At visitor processing, John burned with shame as he was searched and questioned—not because he was above it all, but because he finally knew what his mother had gone through every time she had come to see him. He did the math as they searched his grocery bag, opening the carton of cigarettes, checking the book almost page by page. Over five hundred times she’d made this trip. How had Emily endured this? How could he have brought this humiliation down on his mother? No wonder Joyce had been so livid. John had never hated himself more than at this moment in time.
He sat on one of the plastic chairs as he waited for his name to be called. His knee was bobbing again, but everyone else in the room looked perfectly calm. Mostly, it was women with their children. They had come to see daddy. One kid near John held a crayon drawing of an airplane. Another was crying because they hadn’t let her bring her teddy bear in. Something unusual had shown up on the X-ray and the mother had refused to let them inspect it.
“Shelley?” a uniformed woman called. None of the guards had recognized him, but considering the volume of prisoners and visitors they had each week, this shouldn’t have come as a surprise.

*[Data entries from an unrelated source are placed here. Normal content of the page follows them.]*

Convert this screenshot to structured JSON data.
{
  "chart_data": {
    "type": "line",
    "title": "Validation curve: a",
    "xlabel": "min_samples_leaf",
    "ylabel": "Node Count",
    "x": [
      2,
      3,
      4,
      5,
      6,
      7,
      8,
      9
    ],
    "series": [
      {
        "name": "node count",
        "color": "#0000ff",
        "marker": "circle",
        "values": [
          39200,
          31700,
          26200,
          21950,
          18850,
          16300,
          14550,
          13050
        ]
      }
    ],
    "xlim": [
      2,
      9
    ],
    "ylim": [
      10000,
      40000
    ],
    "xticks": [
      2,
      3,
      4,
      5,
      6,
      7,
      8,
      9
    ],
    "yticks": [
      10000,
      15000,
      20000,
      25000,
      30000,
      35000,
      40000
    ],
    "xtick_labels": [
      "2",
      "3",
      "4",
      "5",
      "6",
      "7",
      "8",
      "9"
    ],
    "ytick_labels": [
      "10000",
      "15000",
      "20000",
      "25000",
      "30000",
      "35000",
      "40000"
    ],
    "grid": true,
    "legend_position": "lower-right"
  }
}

“Shelley?” she called again.
John stood, clutching his grocery bag to his chest.
“Table three,” she said, nodding him in.
He put his bag on the X-ray belt, the third time it had been screened, and walked through the metal detector and into the visitors’ room. He stopped at the end of the belt, staring at the room, trying to see it the way his mother had. There were picnic-style metal tables bolted to the floor all around the twenty-by-thirty room. Men sat on one side, their wives
or girlfriends or hookers they’d paid to come see them sitting on the other. Kids were running around laughing and screaming and, about every ten feet, there was a guard standing with his back to the wall. Cameras were everywhere, their lenses swinging back and forth in slow disapproval.
Ben Carver sat at one of the back tables, table three. He was dressed in his usual white shirt, white pants and white socks. He had a pair of matching patent-leather slippers that his mother had sent, but Ben seldom wore them outside the cell because he didn’t want them to get dirty.
Everybody had a persona in prison, a different personality they adopted that helped them survive. The thugs got meaner, the Aryans more cruel, the gays gayer and the loonies absolutely fucking nuts. Ben fell into this latter category, and he worked it like a master thespian. Not that John thought it was much of a stretch for the man. By the time the GBI caught up with him, Ben had killed six men in the surrounding Atlanta area. His particular twist was to cut off their right nipples for souvenirs. During his arrest at the main branch of the Atlanta post office where Ben had worked as a mail sorter for eighteen years, one of the cops became a little overzealous and slammed Ben to the ground. A piece of tissue—later identified as the right nipple of his last victim—flew out of Ben’s mouth where he had been sucking on it like a Lifesaver.
This lurid detail combined with Ben’s appropriate last name of Carver had made a big splash in the press. Unlike John, he made the national news, even got his own nickname: the Atlanta Carver. Ben had never been particularly pleased with the moniker, but then he was also angry with Wayne Williams, the man convicted in the Atlanta Child Murders case, for pushing him off the front page a few weeks after his arrest.
“My dear boy,” Ben said, smiling his thin smile as he sized up John. His lips were wet, a black stain at the center where he usually kept a cigarette. His teeth were likewise marked, nicotine drawing a bull’s-eye right at the center. One of the first things Ben had told John was that he had something of an oral fixation. “Better cigarettes than your right tit, my dear boy.” John had never complained about his smoking after that.